Así puso de manifiesto que miedo y juventud no se casan. Que el ejemplo de la Santa infunda valentía a las nuevas generaciones, para que no se les arrugue «el ánima y el ánimo» (Camino 41,8). Sobre todo, cuando descubran que merece la pena seguir a Cristo de por vida, como lo hicieron aquellas primeras monjas Carmelitas Descalzas que, en medio de no pocas contrariedades, abrieron las puertas del primer “palomarcico”, un 24 de agosto de 1562. De la mano de Teresa, los jóvenes tendrán valor para huir de la mediocridad y la tibieza y albergar en su alma grandes deseos, nobles aspiraciones dignas de las mejores causas. Me parece oírla ahora advertirles con su gracejo que si no tienen altas miras serán como «sapos», que caminan lenta y rastreramente, y se contentarán con «sólo cazar lagartijas», dando importancia a minucias en lugar de a las cosas que cuentan de verdad (cf. Vida 13,3).

 

Y, de modo especial, ruego a Santa Teresa que nos regale la devoción y el fervor que ella tenía a san José. Harto bien haría que los pasan por la prueba del dolor, la enfermedad, la soledad, quienes se sienten agobiados o entristecidos recurrieran a este insigne Patriarca con el amor y la confianza con que lo hacía la Santa. Te confieso, querido Hermano, que a menudo le hablo a san José de mis preocupaciones y problemas y, como ella, «no me acuerdo hasta ahora haberle suplicado cosa que la haya dejado de hacer… A otros santos parece les dio el Señor gracia para socorrer en una necesidad, a este glorioso Santo tengo experiencia que socorre en todas y que quiere el Señor darnos a entender que así como le fue sujeto en la tierra -que como tenía el nombre de padre, siendo ayo, le podía mandar-, así en el cielo hace cuanto le pide» (Vida 6,6). «Glorioso Patriarca San José, cuyo poder sabe hacer posibles las cosas imposibles… Muéstrame que tu bondad es tan grande como tu poder», dice una antigua oración inspirada en la experiencia de la Santa.

 

Querido Hermano, te pido, por favor, que reces y hagas rezar por mí y mi servicio al santo Pueblo fiel de Dios.
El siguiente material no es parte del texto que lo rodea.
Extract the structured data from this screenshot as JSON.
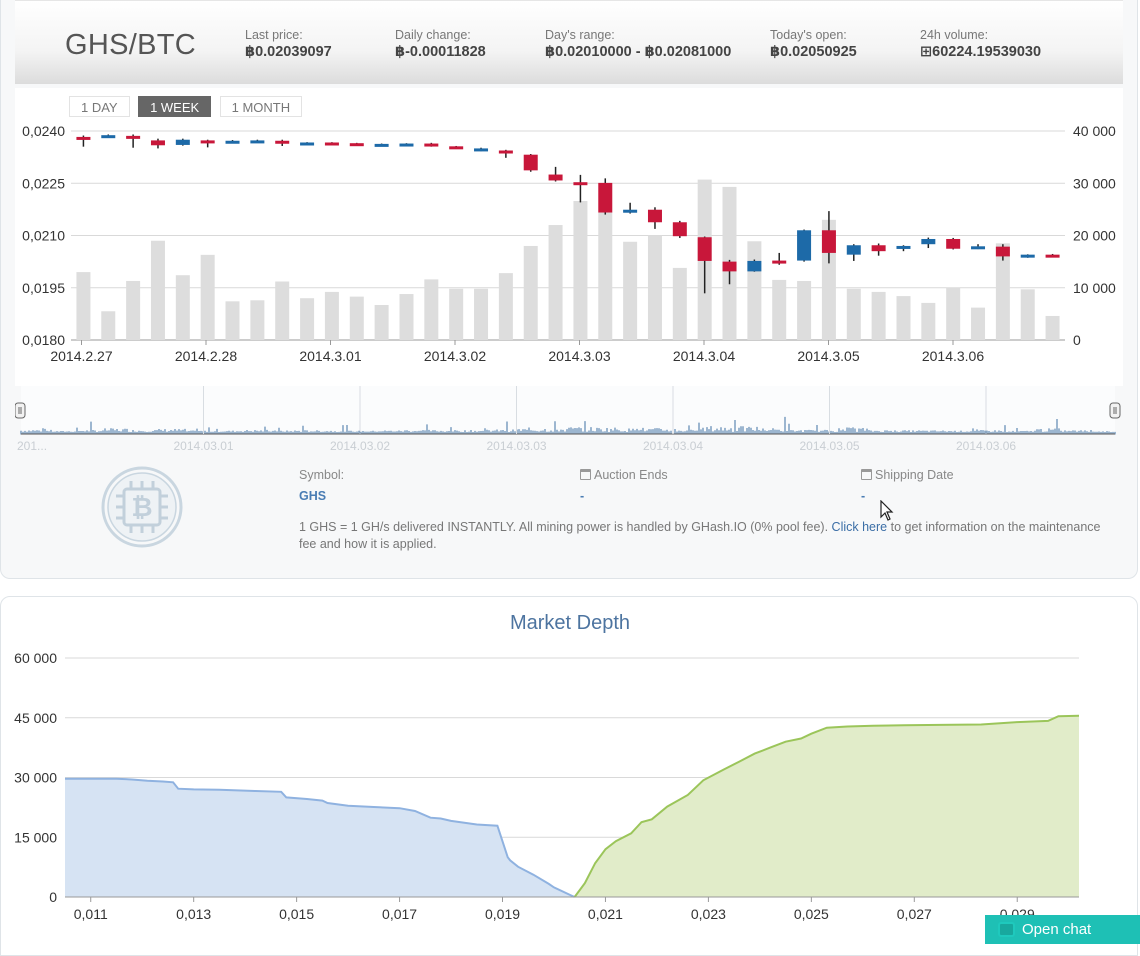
{
  "ticker": {
    "pair": "GHS/BTC",
    "last_price_label": "Last price:",
    "last_price": "฿0.02039097",
    "daily_change_label": "Daily change:",
    "daily_change": "฿-0.00011828",
    "days_range_label": "Day's range:",
    "days_range": "฿0.02010000 - ฿0.02081000",
    "todays_open_label": "Today's open:",
    "todays_open": "฿0.02050925",
    "volume_label": "24h volume:",
    "volume": "⊞60224.19539030"
  },
  "range_buttons": [
    {
      "label": "1 DAY",
      "active": false
    },
    {
      "label": "1 WEEK",
      "active": true
    },
    {
      "label": "1 MONTH",
      "active": false
    }
  ],
  "colors": {
    "up": "#1d6aa8",
    "down": "#c8173a",
    "volume_bar": "#dddddd",
    "bid_fill": "#d6e3f3",
    "bid_line": "#8fb2e0",
    "ask_fill": "#e1ecc9",
    "ask_line": "#9bc55a",
    "chat": "#1ec0b5",
    "link": "#3b6ea6"
  },
  "info": {
    "symbol_label": "Symbol:",
    "symbol": "GHS",
    "auction_label": "Auction Ends",
    "auction_value": "-",
    "shipping_label": "Shipping Date",
    "shipping_value": "-",
    "description_before": "1 GHS = 1 GH/s delivered INSTANTLY. All mining power is handled by GHash.IO (0% pool fee).",
    "description_link": "Click here",
    "description_after": "to get information on the maintenance fee and how it is applied."
  },
  "navigator": {
    "labels": [
      "201...",
      "2014.03.01",
      "2014.03.02",
      "2014.03.03",
      "2014.03.04",
      "2014.03.05",
      "2014.03.06"
    ]
  },
  "chat": {
    "label": "Open chat",
    "icon": "chat-bubble-icon"
  },
  "chart_data": [
    {
      "type": "candlestick",
      "title": "",
      "y_ticks_price": [
        "0,0180",
        "0,0195",
        "0,0210",
        "0,0225",
        "0,0240"
      ],
      "y_ticks_volume": [
        "0",
        "10 000",
        "20 000",
        "30 000",
        "40 000"
      ],
      "x_tick_labels": [
        "2014.2.27",
        "2014.2.28",
        "2014.3.01",
        "2014.3.02",
        "2014.3.03",
        "2014.3.04",
        "2014.3.05",
        "2014.3.06"
      ],
      "ylim_price": [
        0.018,
        0.024
      ],
      "ylim_volume": [
        0,
        40000
      ],
      "candles": [
        {
          "o": 0.02383,
          "c": 0.02378,
          "h": 0.02387,
          "l": 0.02355,
          "v": 13000
        },
        {
          "o": 0.02384,
          "c": 0.02388,
          "h": 0.0239,
          "l": 0.02382,
          "v": 5500
        },
        {
          "o": 0.02386,
          "c": 0.02379,
          "h": 0.0239,
          "l": 0.02352,
          "v": 11300
        },
        {
          "o": 0.02373,
          "c": 0.02359,
          "h": 0.02378,
          "l": 0.0235,
          "v": 19000
        },
        {
          "o": 0.0236,
          "c": 0.02375,
          "h": 0.02378,
          "l": 0.02358,
          "v": 12400
        },
        {
          "o": 0.02373,
          "c": 0.02366,
          "h": 0.02375,
          "l": 0.02353,
          "v": 16300
        },
        {
          "o": 0.02367,
          "c": 0.02372,
          "h": 0.02374,
          "l": 0.02366,
          "v": 7400
        },
        {
          "o": 0.02368,
          "c": 0.02373,
          "h": 0.02375,
          "l": 0.02366,
          "v": 7600
        },
        {
          "o": 0.02372,
          "c": 0.02366,
          "h": 0.02375,
          "l": 0.02357,
          "v": 11200
        },
        {
          "o": 0.02366,
          "c": 0.02367,
          "h": 0.02368,
          "l": 0.02365,
          "v": 8000
        },
        {
          "o": 0.02367,
          "c": 0.02365,
          "h": 0.02368,
          "l": 0.02364,
          "v": 9200
        },
        {
          "o": 0.02365,
          "c": 0.02362,
          "h": 0.02366,
          "l": 0.02361,
          "v": 8300
        },
        {
          "o": 0.02359,
          "c": 0.02363,
          "h": 0.02364,
          "l": 0.02357,
          "v": 6700
        },
        {
          "o": 0.02359,
          "c": 0.02364,
          "h": 0.02365,
          "l": 0.02358,
          "v": 8800
        },
        {
          "o": 0.02364,
          "c": 0.02357,
          "h": 0.02366,
          "l": 0.02355,
          "v": 11600
        },
        {
          "o": 0.02356,
          "c": 0.02352,
          "h": 0.02357,
          "l": 0.02351,
          "v": 9800
        },
        {
          "o": 0.02343,
          "c": 0.0235,
          "h": 0.02352,
          "l": 0.02342,
          "v": 9800
        },
        {
          "o": 0.02344,
          "c": 0.02337,
          "h": 0.02346,
          "l": 0.02323,
          "v": 12800
        },
        {
          "o": 0.02332,
          "c": 0.02287,
          "h": 0.02334,
          "l": 0.02283,
          "v": 18000
        },
        {
          "o": 0.02275,
          "c": 0.02258,
          "h": 0.02297,
          "l": 0.02255,
          "v": 22000
        },
        {
          "o": 0.02253,
          "c": 0.02251,
          "h": 0.02274,
          "l": 0.02195,
          "v": 26600
        },
        {
          "o": 0.02251,
          "c": 0.02166,
          "h": 0.02264,
          "l": 0.0216,
          "v": 24500
        },
        {
          "o": 0.02167,
          "c": 0.02174,
          "h": 0.02194,
          "l": 0.02163,
          "v": 18800
        },
        {
          "o": 0.02174,
          "c": 0.02138,
          "h": 0.02181,
          "l": 0.02119,
          "v": 20000
        },
        {
          "o": 0.02138,
          "c": 0.02098,
          "h": 0.02142,
          "l": 0.02093,
          "v": 13800
        },
        {
          "o": 0.02095,
          "c": 0.02027,
          "h": 0.02097,
          "l": 0.01934,
          "v": 30700
        },
        {
          "o": 0.02025,
          "c": 0.01997,
          "h": 0.0203,
          "l": 0.0196,
          "v": 29300
        },
        {
          "o": 0.01997,
          "c": 0.02027,
          "h": 0.02031,
          "l": 0.01996,
          "v": 18900
        },
        {
          "o": 0.02028,
          "c": 0.0202,
          "h": 0.0205,
          "l": 0.02016,
          "v": 11500
        },
        {
          "o": 0.02028,
          "c": 0.02115,
          "h": 0.02117,
          "l": 0.02025,
          "v": 11300
        },
        {
          "o": 0.02115,
          "c": 0.0205,
          "h": 0.0217,
          "l": 0.0202,
          "v": 23000
        },
        {
          "o": 0.02045,
          "c": 0.02072,
          "h": 0.02075,
          "l": 0.02027,
          "v": 9800
        },
        {
          "o": 0.02072,
          "c": 0.02055,
          "h": 0.02077,
          "l": 0.02042,
          "v": 9200
        },
        {
          "o": 0.02062,
          "c": 0.0207,
          "h": 0.02072,
          "l": 0.02055,
          "v": 8400
        },
        {
          "o": 0.02075,
          "c": 0.0209,
          "h": 0.02094,
          "l": 0.02064,
          "v": 7100
        },
        {
          "o": 0.0209,
          "c": 0.02062,
          "h": 0.02093,
          "l": 0.0206,
          "v": 10000
        },
        {
          "o": 0.02064,
          "c": 0.02069,
          "h": 0.02075,
          "l": 0.02061,
          "v": 6200
        },
        {
          "o": 0.02068,
          "c": 0.0204,
          "h": 0.02075,
          "l": 0.02028,
          "v": 18500
        },
        {
          "o": 0.02037,
          "c": 0.02045,
          "h": 0.02046,
          "l": 0.02036,
          "v": 9700
        },
        {
          "o": 0.02045,
          "c": 0.02039,
          "h": 0.02047,
          "l": 0.02037,
          "v": 4600
        }
      ]
    },
    {
      "type": "area",
      "title": "Market Depth",
      "x_tick_labels": [
        "0,011",
        "0,013",
        "0,015",
        "0,017",
        "0,019",
        "0,021",
        "0,023",
        "0,025",
        "0,027",
        "0,029"
      ],
      "y_tick_labels": [
        "0",
        "15 000",
        "30 000",
        "45 000",
        "60 000"
      ],
      "xlim": [
        0.0105,
        0.0302
      ],
      "ylim": [
        0,
        60000
      ],
      "series": [
        {
          "role": "bids",
          "x": [
            0.0105,
            0.0115,
            0.0118,
            0.0121,
            0.0124,
            0.0126,
            0.0127,
            0.013,
            0.0135,
            0.0142,
            0.0147,
            0.0148,
            0.0152,
            0.0155,
            0.0156,
            0.016,
            0.0165,
            0.017,
            0.0173,
            0.0176,
            0.0178,
            0.018,
            0.0185,
            0.0189,
            0.0191,
            0.01915,
            0.0193,
            0.0196,
            0.0199,
            0.02,
            0.0203,
            0.0204
          ],
          "y": [
            29700,
            29700,
            29500,
            29200,
            29000,
            28800,
            27200,
            27000,
            26900,
            26600,
            26400,
            25000,
            24600,
            24200,
            23600,
            22900,
            22600,
            22300,
            21600,
            19900,
            19700,
            19100,
            18200,
            17900,
            10000,
            9200,
            7600,
            5600,
            3300,
            2400,
            600,
            0
          ]
        },
        {
          "role": "asks",
          "x": [
            0.0204,
            0.0206,
            0.0208,
            0.021,
            0.0212,
            0.0215,
            0.0217,
            0.0219,
            0.0222,
            0.0226,
            0.0229,
            0.0233,
            0.0236,
            0.0239,
            0.0242,
            0.0245,
            0.0248,
            0.025,
            0.0253,
            0.0257,
            0.0262,
            0.0268,
            0.0275,
            0.0283,
            0.029,
            0.0296,
            0.0298,
            0.0302
          ],
          "y": [
            0,
            3500,
            8500,
            12000,
            14000,
            16000,
            18800,
            19500,
            22700,
            25600,
            29300,
            32000,
            34000,
            36000,
            37500,
            39000,
            39800,
            41000,
            42500,
            42800,
            43000,
            43100,
            43200,
            43300,
            43900,
            44200,
            45400,
            45500
          ]
        }
      ]
    }
  ]
}
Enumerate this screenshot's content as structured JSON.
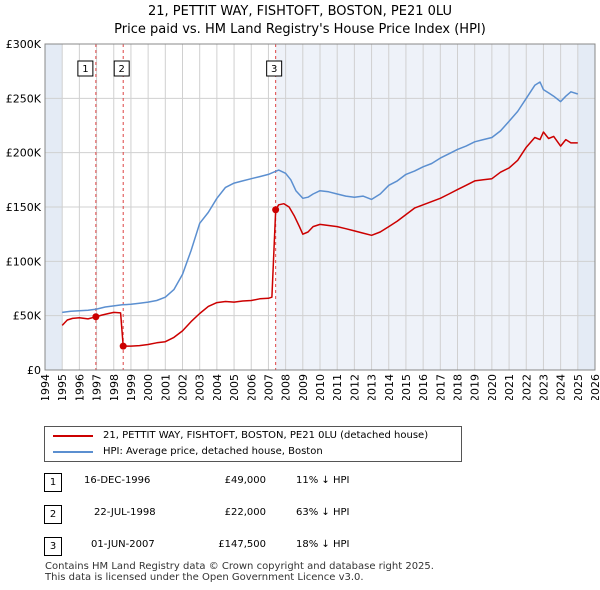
{
  "chart_data": {
    "type": "line",
    "title": "21, PETTIT WAY, FISHTOFT, BOSTON, PE21 0LU",
    "subtitle": "Price paid vs. HM Land Registry's House Price Index (HPI)",
    "xlim": [
      1994,
      2026
    ],
    "ylim": [
      0,
      300000
    ],
    "x_ticks": [
      "1994",
      "1995",
      "1996",
      "1997",
      "1998",
      "1999",
      "2000",
      "2001",
      "2002",
      "2003",
      "2004",
      "2005",
      "2006",
      "2007",
      "2008",
      "2009",
      "2010",
      "2011",
      "2012",
      "2013",
      "2014",
      "2015",
      "2016",
      "2017",
      "2018",
      "2019",
      "2020",
      "2021",
      "2022",
      "2023",
      "2024",
      "2025",
      "2026"
    ],
    "y_ticks": [
      {
        "value": 0,
        "label": "£0"
      },
      {
        "value": 50000,
        "label": "£50K"
      },
      {
        "value": 100000,
        "label": "£100K"
      },
      {
        "value": 150000,
        "label": "£150K"
      },
      {
        "value": 200000,
        "label": "£200K"
      },
      {
        "value": 250000,
        "label": "£250K"
      },
      {
        "value": 300000,
        "label": "£300K"
      }
    ],
    "shaded_ranges": [
      [
        1994,
        1995.0
      ],
      [
        2025.0,
        2026
      ]
    ],
    "series": [
      {
        "name": "21, PETTIT WAY, FISHTOFT, BOSTON, PE21 0LU (detached house)",
        "color": "#cc0000",
        "x": [
          1995.0,
          1995.3,
          1995.6,
          1996.0,
          1996.5,
          1996.96,
          1997.3,
          1997.7,
          1998.0,
          1998.4,
          1998.55,
          1999.0,
          1999.5,
          2000.0,
          2000.5,
          2001.0,
          2001.5,
          2002.0,
          2002.5,
          2003.0,
          2003.5,
          2004.0,
          2004.5,
          2005.0,
          2005.5,
          2006.0,
          2006.5,
          2007.0,
          2007.2,
          2007.42,
          2007.6,
          2007.9,
          2008.2,
          2008.5,
          2008.8,
          2009.0,
          2009.3,
          2009.6,
          2010.0,
          2010.5,
          2011.0,
          2011.5,
          2012.0,
          2012.5,
          2013.0,
          2013.5,
          2014.0,
          2014.5,
          2015.0,
          2015.5,
          2016.0,
          2016.5,
          2017.0,
          2017.5,
          2018.0,
          2018.5,
          2019.0,
          2019.5,
          2020.0,
          2020.5,
          2021.0,
          2021.5,
          2022.0,
          2022.5,
          2022.8,
          2023.0,
          2023.3,
          2023.6,
          2024.0,
          2024.3,
          2024.6,
          2025.0
        ],
        "values": [
          41000,
          46000,
          47500,
          48000,
          47000,
          49000,
          50500,
          52000,
          53000,
          52500,
          22000,
          22000,
          22500,
          23500,
          25000,
          26000,
          30000,
          36000,
          44500,
          52000,
          58500,
          62000,
          63000,
          62500,
          63500,
          64000,
          65500,
          66000,
          67000,
          147500,
          152000,
          153000,
          150000,
          142000,
          132000,
          125000,
          127000,
          132000,
          134000,
          133000,
          132000,
          130000,
          128000,
          126000,
          124000,
          127000,
          132000,
          137000,
          143000,
          149000,
          152000,
          155000,
          158000,
          162000,
          166000,
          170000,
          174000,
          175000,
          176000,
          182000,
          186000,
          193000,
          205000,
          214000,
          212000,
          219000,
          213000,
          215000,
          206000,
          212000,
          209000,
          209000
        ]
      },
      {
        "name": "HPI: Average price, detached house, Boston",
        "color": "#5b8fd0",
        "x": [
          1995.0,
          1995.5,
          1996.0,
          1996.5,
          1997.0,
          1997.5,
          1998.0,
          1998.5,
          1999.0,
          1999.5,
          2000.0,
          2000.5,
          2001.0,
          2001.5,
          2002.0,
          2002.5,
          2003.0,
          2003.5,
          2004.0,
          2004.5,
          2005.0,
          2005.5,
          2006.0,
          2006.5,
          2007.0,
          2007.3,
          2007.6,
          2008.0,
          2008.3,
          2008.6,
          2009.0,
          2009.3,
          2009.6,
          2010.0,
          2010.5,
          2011.0,
          2011.5,
          2012.0,
          2012.5,
          2013.0,
          2013.5,
          2014.0,
          2014.5,
          2015.0,
          2015.5,
          2016.0,
          2016.5,
          2017.0,
          2017.5,
          2018.0,
          2018.5,
          2019.0,
          2019.5,
          2020.0,
          2020.5,
          2021.0,
          2021.5,
          2022.0,
          2022.5,
          2022.8,
          2023.0,
          2023.3,
          2023.6,
          2024.0,
          2024.3,
          2024.6,
          2025.0
        ],
        "values": [
          53000,
          54000,
          54500,
          55000,
          56000,
          58000,
          59000,
          60000,
          60500,
          61500,
          62500,
          64000,
          67000,
          74000,
          88000,
          110000,
          135000,
          145000,
          158000,
          168000,
          172000,
          174000,
          176000,
          178000,
          180000,
          182000,
          184000,
          181000,
          175000,
          165000,
          158000,
          159000,
          162000,
          165000,
          164000,
          162000,
          160000,
          159000,
          160000,
          157000,
          162000,
          170000,
          174000,
          180000,
          183000,
          187000,
          190000,
          195000,
          199000,
          203000,
          206000,
          210000,
          212000,
          214000,
          220000,
          229000,
          238000,
          250000,
          262000,
          265000,
          258000,
          255000,
          252000,
          247000,
          252000,
          256000,
          254000
        ]
      }
    ],
    "markers": [
      {
        "label": "1",
        "x": 1996.96,
        "price": 49000
      },
      {
        "label": "2",
        "x": 1998.55,
        "price": 22000
      },
      {
        "label": "3",
        "x": 2007.42,
        "price": 147500
      }
    ]
  },
  "legend": {
    "property_label": "21, PETTIT WAY, FISHTOFT, BOSTON, PE21 0LU (detached house)",
    "hpi_label": "HPI: Average price, detached house, Boston"
  },
  "transactions": [
    {
      "num": "1",
      "date": "16-DEC-1996",
      "price": "£49,000",
      "hpi": "11% ↓ HPI"
    },
    {
      "num": "2",
      "date": "22-JUL-1998",
      "price": "£22,000",
      "hpi": "63% ↓ HPI"
    },
    {
      "num": "3",
      "date": "01-JUN-2007",
      "price": "£147,500",
      "hpi": "18% ↓ HPI"
    }
  ],
  "footer": {
    "line1": "Contains HM Land Registry data © Crown copyright and database right 2025.",
    "line2": "This data is licensed under the Open Government Licence v3.0."
  }
}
Por mi parte, encomiendo a cuantos celebran este V Centenario a la intercesión de Santa Teresa, para que alcance del cielo todo lo que necesiten para ser de Jesús, como ella, y con la experiencia de su amor, puedan construir una sociedad mejor, en donde nadie quede excluido y se promueva la cultura del encuentro, del diálogo, de la reconciliación y la paz.

 

Que Jesús te bendiga y la Virgen Santa te cuide.